- Education: Moscow State University
- Scientific career
- Workplaces: University of St Andrews University of Erlangen Palacky University

= Natalia Korolkova =

British-Russian physicist and academic

Natalia Korolkova is a British Russian physicist and Professor at the University of St Andrews. She works in theoretical physics and quantum information science, and the development of novel routes to scale up quantum computing.

== Early life and education ==
Korolkova earned her doctorate in theoretical quantum optics at Moscow State University. She was a postdoctoral researcher at the Palacky University. In 1997 she moved to the University of Erlangen as a Humboldt Fellow. She completed her habilitation in quantum information at the University of Erlangen.

== Research and career ==
Korolkova is interested in the quantum properties of laser pulses and warm atomic clouds. She studies continuous variable quantum information. By encoding quantum information into the spins of atoms and quadratures of light modes it is possible to deterministically generate and manipulate entangled states of light and atomic ensembles. She has explored non-Gaussian operations, entanglement distillation and continuous variable quantum computing.

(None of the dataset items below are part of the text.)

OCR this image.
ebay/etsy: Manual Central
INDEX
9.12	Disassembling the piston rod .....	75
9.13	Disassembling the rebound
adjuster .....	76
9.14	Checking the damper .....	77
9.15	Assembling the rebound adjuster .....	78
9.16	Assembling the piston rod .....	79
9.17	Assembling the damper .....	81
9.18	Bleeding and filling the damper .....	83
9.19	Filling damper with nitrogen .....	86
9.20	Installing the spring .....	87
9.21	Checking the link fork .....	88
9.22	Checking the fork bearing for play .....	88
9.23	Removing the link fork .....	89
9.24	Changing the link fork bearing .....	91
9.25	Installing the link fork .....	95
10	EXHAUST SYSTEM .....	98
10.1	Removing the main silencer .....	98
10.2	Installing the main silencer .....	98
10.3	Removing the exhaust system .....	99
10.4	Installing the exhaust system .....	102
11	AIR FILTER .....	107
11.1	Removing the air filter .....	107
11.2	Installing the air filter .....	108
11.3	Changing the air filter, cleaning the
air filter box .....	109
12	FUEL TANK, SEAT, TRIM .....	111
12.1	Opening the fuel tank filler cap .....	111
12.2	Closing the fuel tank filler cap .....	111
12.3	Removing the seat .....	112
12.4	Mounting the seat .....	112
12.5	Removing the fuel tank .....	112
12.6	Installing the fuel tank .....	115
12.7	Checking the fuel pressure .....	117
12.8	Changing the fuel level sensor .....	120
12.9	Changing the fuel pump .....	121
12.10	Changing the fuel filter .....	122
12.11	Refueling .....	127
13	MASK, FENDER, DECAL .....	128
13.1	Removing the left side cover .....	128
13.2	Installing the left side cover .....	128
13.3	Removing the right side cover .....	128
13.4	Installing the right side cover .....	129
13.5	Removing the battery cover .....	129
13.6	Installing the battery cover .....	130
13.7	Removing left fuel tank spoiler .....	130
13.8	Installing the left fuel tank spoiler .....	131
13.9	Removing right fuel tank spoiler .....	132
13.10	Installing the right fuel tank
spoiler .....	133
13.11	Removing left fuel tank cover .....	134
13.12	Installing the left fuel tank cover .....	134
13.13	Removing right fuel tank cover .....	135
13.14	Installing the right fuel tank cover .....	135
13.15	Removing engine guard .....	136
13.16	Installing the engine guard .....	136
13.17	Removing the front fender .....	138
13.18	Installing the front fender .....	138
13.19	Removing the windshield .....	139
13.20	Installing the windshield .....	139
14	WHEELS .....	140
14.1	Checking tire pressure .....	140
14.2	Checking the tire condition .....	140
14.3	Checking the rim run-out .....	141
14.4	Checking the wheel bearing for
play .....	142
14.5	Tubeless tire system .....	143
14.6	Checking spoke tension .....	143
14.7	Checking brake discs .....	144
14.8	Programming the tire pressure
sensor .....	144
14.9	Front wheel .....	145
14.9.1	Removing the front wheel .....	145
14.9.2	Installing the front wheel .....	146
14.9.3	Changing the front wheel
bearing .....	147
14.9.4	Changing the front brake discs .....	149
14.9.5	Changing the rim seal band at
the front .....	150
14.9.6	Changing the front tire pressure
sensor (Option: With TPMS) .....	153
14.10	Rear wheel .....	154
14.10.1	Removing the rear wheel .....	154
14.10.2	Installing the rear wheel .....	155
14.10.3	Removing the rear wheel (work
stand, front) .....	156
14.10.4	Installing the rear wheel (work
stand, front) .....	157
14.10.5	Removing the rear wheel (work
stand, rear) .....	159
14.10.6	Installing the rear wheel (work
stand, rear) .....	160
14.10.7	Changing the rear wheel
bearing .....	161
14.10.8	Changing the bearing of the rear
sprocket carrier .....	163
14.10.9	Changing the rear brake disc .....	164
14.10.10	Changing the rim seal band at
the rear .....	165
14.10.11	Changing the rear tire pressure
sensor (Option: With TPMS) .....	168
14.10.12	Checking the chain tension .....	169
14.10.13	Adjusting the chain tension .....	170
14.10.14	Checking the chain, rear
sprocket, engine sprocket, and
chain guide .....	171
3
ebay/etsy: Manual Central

Korolkova has developed protocols for quantum optics experiments. These protocols used classical communication channels to coordinate displacements between correlated light beams. Her work demonstrated the interplay between classical and quantum correlations in situations with more than two photon beams, which is useful for quantum networking.

She is part of the European Quantum Flagship, where she is contributing to understanding of coherent diffusive photonics. She will create new quantum sources for entanglement-enhanced imaging and atomic clocks. This will involve the generation of integrated waveguides.